As a constituent of Charlottesville City, alum of Albemarle County Schools, sexual/domestic violence preventionist, and queer adult, I wholeheartedly disagree with the proposed changes to this policy. Transgender students deserve to be safe.
Having one’s name and pronouns accepted is a well-researched method of lowering suicide risk in transgender youth (Bailey et al., 2014; Bauer et al., 2015a; Haas et al., 2011; SPRC, 2008).
Forcing staff to only use a students' legal name/deny them access to school bathrooms will negatively affect the mental health of both parties (the student, for being denied such a basic right as to be called what they want to be called, and the staff for being mandated to break trust with a student). The policy also creates pointless issues for non-transgender students - in my middle school class in Virginia, several students went by nicknames that had nothing to do with their legal names ("Carrie" went by "Morgan", Xiang Zhi went by "John"). This policy puts an undue burden of cost, time, and money on parents and youth to legally change the child's name in order for them to be identified appropriately on the day-to-day.
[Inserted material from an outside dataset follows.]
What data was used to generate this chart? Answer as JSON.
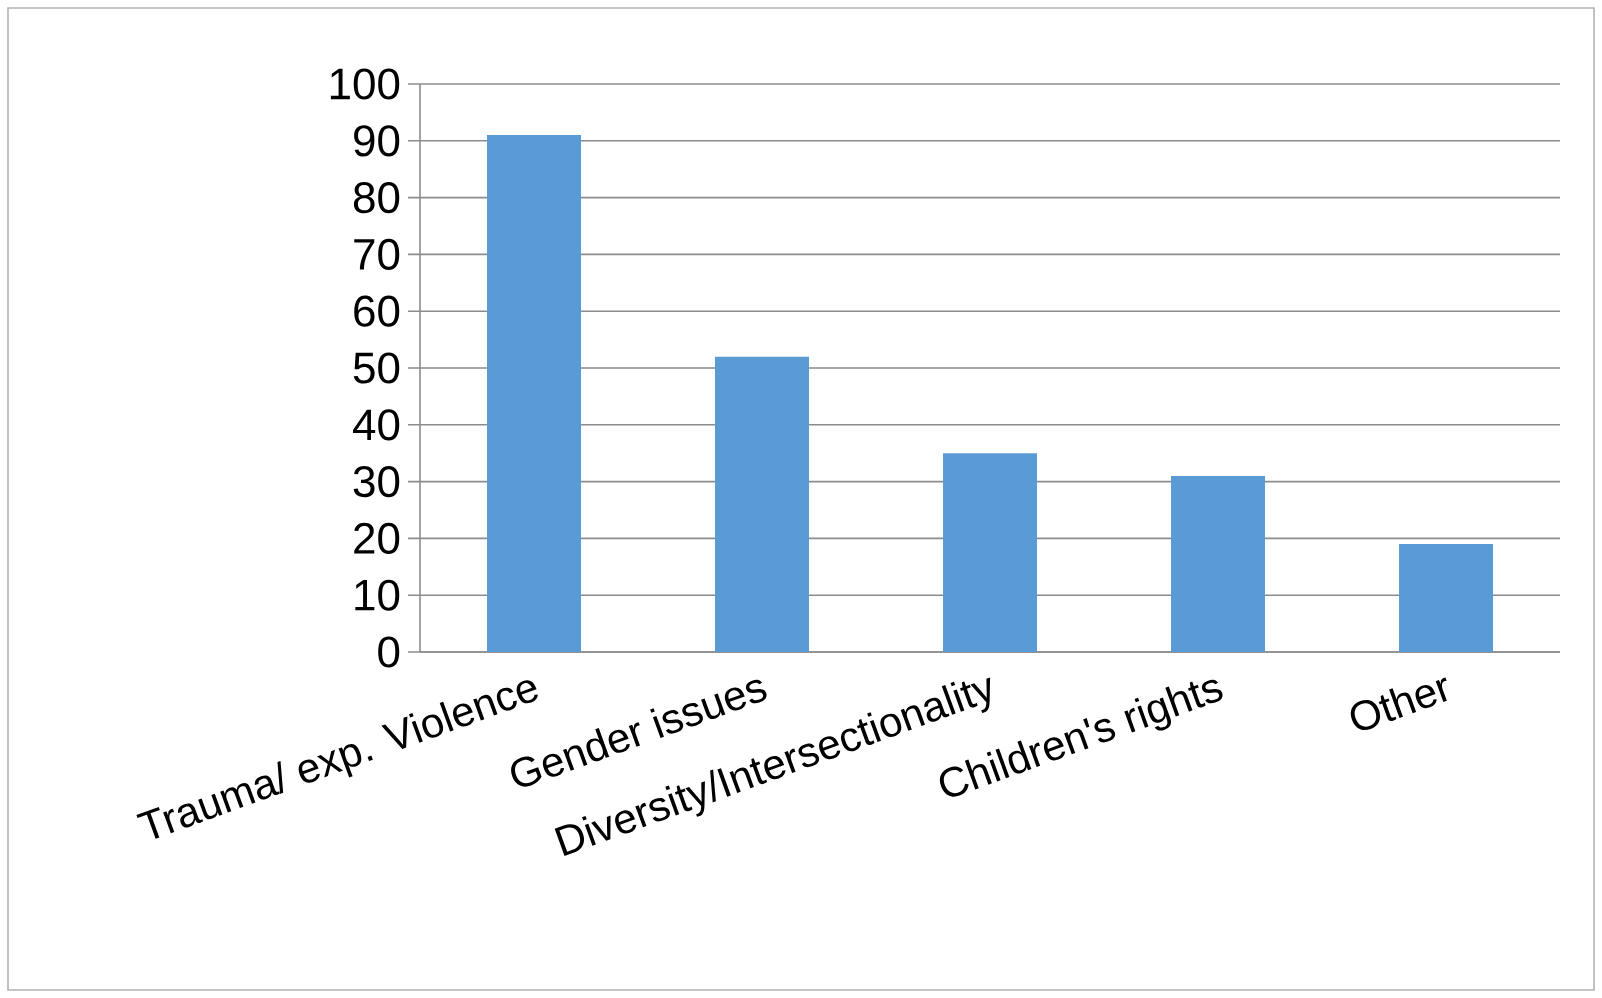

Single-stall bathrooms are few and far between, especially in rural counties where all students might attend a single middle or high school; facilities such as stadiums and locker rooms; or campuses that are spread across multiple buildings. Policies that state transgender and nonbinary youth can only access single-stall bathrooms or else be forced to use bathrooms aligned with assigned sex is therefore an access issue.
Mandating staff to out students to their parents puts youth at risk for abuse from unaffirming family members. The harm from this action can be anything from the guardians pulling the student from school counseling, to kicking them out of the home entirely, to physical abuse, suicide, or even murder of the child.
Children thrive when they feel safe in schools - all changes should be rejected.